Le couteau est un outil qui déconstruit. Il martèle le réel pour en remodeler les formes, les couleurs et même le mouvement. La force de cet instrument me fut révélée un jour d’automne. Le ciel était d’un impénétrable gris uni et la poussière du soleil le traversa me percutant froidement. L’oeuvre de Riopelle fit couler en moi un torrent d’émotions. Il m’apparut dorénavant comme mon ultime vecteur de communication. Ce fut sans attentes, dans le seul et unique objectif d’une extériorisation véritable, que je commençai à apprivoiser la combinaison du couteau et de l’huile.

Déconstruisant la réalité pour en préserver l’essence, j’ai abordé mon art à travers une recherche de sensibilité, unique à chacun. Cette approche allait être le moteur de ma création. Elle est devenue de plus en plus perceptible par les gens qui ont suivi ma route artistique.
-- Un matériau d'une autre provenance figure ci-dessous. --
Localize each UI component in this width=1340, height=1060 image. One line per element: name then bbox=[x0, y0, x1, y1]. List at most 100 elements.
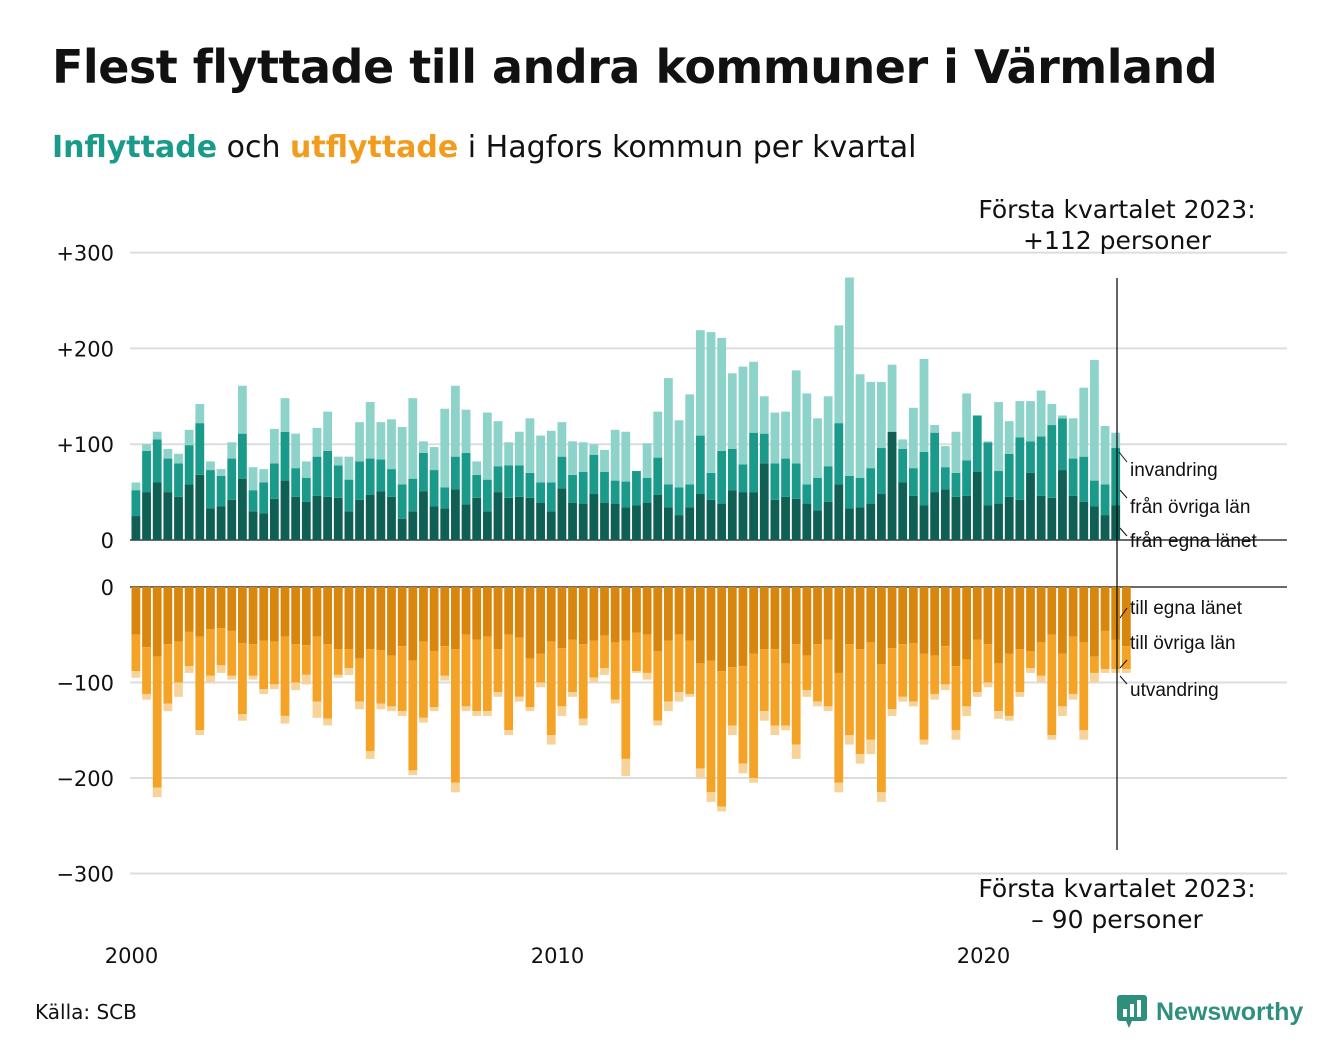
bar-in-0-52 bbox=[685, 507, 695, 540]
bar-in-1-15 bbox=[291, 468, 301, 497]
bar-in-1-76 bbox=[940, 467, 950, 490]
bar-out-0-41 bbox=[568, 587, 577, 640]
bar-in-1-13 bbox=[269, 463, 279, 499]
bar-out-1-16 bbox=[301, 645, 311, 675]
bar-out-1-75 bbox=[930, 655, 940, 694]
bar-in-2-29 bbox=[440, 408, 450, 488]
bar-in-2-73 bbox=[908, 407, 918, 469]
bar-out-2-24 bbox=[387, 706, 396, 712]
bar-out-0-50 bbox=[664, 587, 673, 641]
source-note: Källa: SCB bbox=[35, 1000, 137, 1024]
bar-out-0-59 bbox=[759, 587, 769, 650]
bar-out-0-75 bbox=[930, 587, 940, 656]
bar-in-0-17 bbox=[312, 495, 322, 540]
bar-out-0-8 bbox=[216, 587, 226, 629]
bar-in-2-55 bbox=[717, 337, 727, 451]
bar-out-1-13 bbox=[269, 641, 279, 685]
bar-out-1-79 bbox=[972, 639, 982, 693]
bar-out-1-20 bbox=[344, 649, 354, 669]
bar-out-0-4 bbox=[174, 587, 183, 642]
bar-out-1-18 bbox=[323, 644, 332, 719]
bar-in-2-35 bbox=[504, 442, 514, 466]
bar-in-0-42 bbox=[578, 503, 588, 540]
bar-out-1-12 bbox=[259, 640, 269, 690]
bar-out-1-2 bbox=[152, 656, 162, 788]
bar-in-0-16 bbox=[301, 501, 311, 540]
bar-in-2-67 bbox=[845, 277, 854, 476]
bar-out-2-92 bbox=[1111, 669, 1121, 673]
bar-in-0-4 bbox=[174, 496, 183, 540]
bar-in-1-35 bbox=[504, 465, 514, 498]
bar-in-0-67 bbox=[845, 508, 854, 540]
bar-in-1-60 bbox=[770, 463, 780, 500]
bar-in-0-22 bbox=[365, 494, 375, 540]
bar-out-1-24 bbox=[387, 655, 396, 707]
bar-out-2-17 bbox=[312, 701, 322, 718]
bar-out-2-59 bbox=[759, 711, 769, 721]
bar-in-1-24 bbox=[387, 469, 396, 497]
bar-in-1-86 bbox=[1047, 425, 1057, 498]
bar-in-2-49 bbox=[653, 411, 663, 458]
legend-label-till-egna-lanet: till egna länet bbox=[1130, 598, 1243, 619]
bar-out-2-28 bbox=[429, 707, 439, 712]
bar-out-1-40 bbox=[557, 648, 567, 707]
bar-in-1-92 bbox=[1111, 448, 1121, 506]
y-tick-label-bottom-2: −200 bbox=[56, 767, 114, 791]
bar-out-0-9 bbox=[227, 587, 237, 631]
bar-out-2-18 bbox=[323, 718, 332, 726]
bar-in-1-45 bbox=[610, 480, 620, 504]
bar-in-2-8 bbox=[216, 469, 226, 476]
x-tick-label-2010: 2010 bbox=[531, 944, 584, 968]
bar-in-0-23 bbox=[376, 491, 386, 540]
bar-in-2-65 bbox=[823, 396, 833, 467]
bar-in-1-17 bbox=[312, 456, 322, 496]
bar-out-0-2 bbox=[152, 587, 162, 657]
bar-out-1-49 bbox=[653, 650, 663, 721]
bar-out-1-56 bbox=[727, 667, 737, 726]
bar-out-2-65 bbox=[823, 706, 833, 712]
bar-out-2-22 bbox=[365, 751, 375, 759]
bar-out-0-35 bbox=[504, 587, 514, 635]
newsworthy-logo[interactable]: Newsworthy bbox=[1116, 994, 1303, 1030]
bar-in-1-81 bbox=[994, 471, 1003, 504]
bar-out-0-53 bbox=[695, 587, 705, 664]
bar-out-0-0 bbox=[131, 587, 141, 635]
bar-out-0-31 bbox=[461, 587, 471, 635]
bar-in-1-8 bbox=[216, 475, 226, 507]
bar-out-1-35 bbox=[504, 634, 514, 731]
bar-out-1-19 bbox=[333, 649, 343, 675]
bar-out-2-50 bbox=[664, 701, 673, 712]
bar-in-0-74 bbox=[919, 505, 929, 540]
bar-out-2-77 bbox=[951, 730, 961, 740]
bar-out-0-48 bbox=[642, 587, 652, 635]
bar-in-0-31 bbox=[461, 504, 471, 540]
bar-out-2-12 bbox=[259, 689, 269, 694]
newsworthy-logo-icon bbox=[1117, 995, 1147, 1028]
bar-in-0-88 bbox=[1068, 495, 1078, 540]
bar-out-0-54 bbox=[706, 587, 716, 661]
bar-in-0-10 bbox=[238, 478, 247, 540]
bar-in-2-24 bbox=[387, 419, 396, 470]
bar-in-0-19 bbox=[333, 497, 343, 540]
bar-in-0-49 bbox=[653, 494, 663, 540]
bar-in-2-63 bbox=[802, 393, 812, 485]
bar-in-0-35 bbox=[504, 497, 514, 540]
bar-out-2-88 bbox=[1068, 693, 1078, 700]
bar-in-0-36 bbox=[514, 496, 524, 540]
bar-out-0-47 bbox=[632, 587, 641, 633]
bar-in-2-5 bbox=[184, 429, 194, 446]
bar-out-0-49 bbox=[653, 587, 663, 651]
legend-label-fran-ovriga-lan: från övriga län bbox=[1130, 497, 1250, 518]
bar-in-2-53 bbox=[695, 330, 705, 436]
bar-in-1-62 bbox=[791, 463, 801, 499]
bar-out-1-22 bbox=[365, 649, 375, 752]
bar-out-0-15 bbox=[291, 587, 301, 645]
bar-out-0-18 bbox=[323, 587, 332, 645]
bar-out-1-66 bbox=[834, 672, 844, 783]
bar-in-0-6 bbox=[195, 474, 205, 540]
bar-out-0-62 bbox=[791, 587, 801, 645]
bar-out-1-58 bbox=[749, 653, 758, 778]
bar-out-0-90 bbox=[1090, 587, 1099, 657]
bar-in-0-21 bbox=[355, 499, 364, 540]
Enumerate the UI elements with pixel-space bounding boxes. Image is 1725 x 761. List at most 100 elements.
Cette notion de partage est pour moi immensément importante. Il s’agit ici de faire vivre l’oeuvre, au-delà de sa création, par l’expérience du spectateur. La nature de l’homme s’approfondit avec l’apprentissage de son être. En ce sens, mon travail principal se situe à la limite du conscient et de l’inconscient. J’utilise mes propres expériences qui se sont emmagasinés en moi et je les rends bruts et authentiques. Mes tableaux sont de véritables miroirs, clichés fracassés et reconstruits. Ma spatule est devenue le réel prolongement de ma main et traduit chaque fois la substance de mon oeuvre : l’émotion.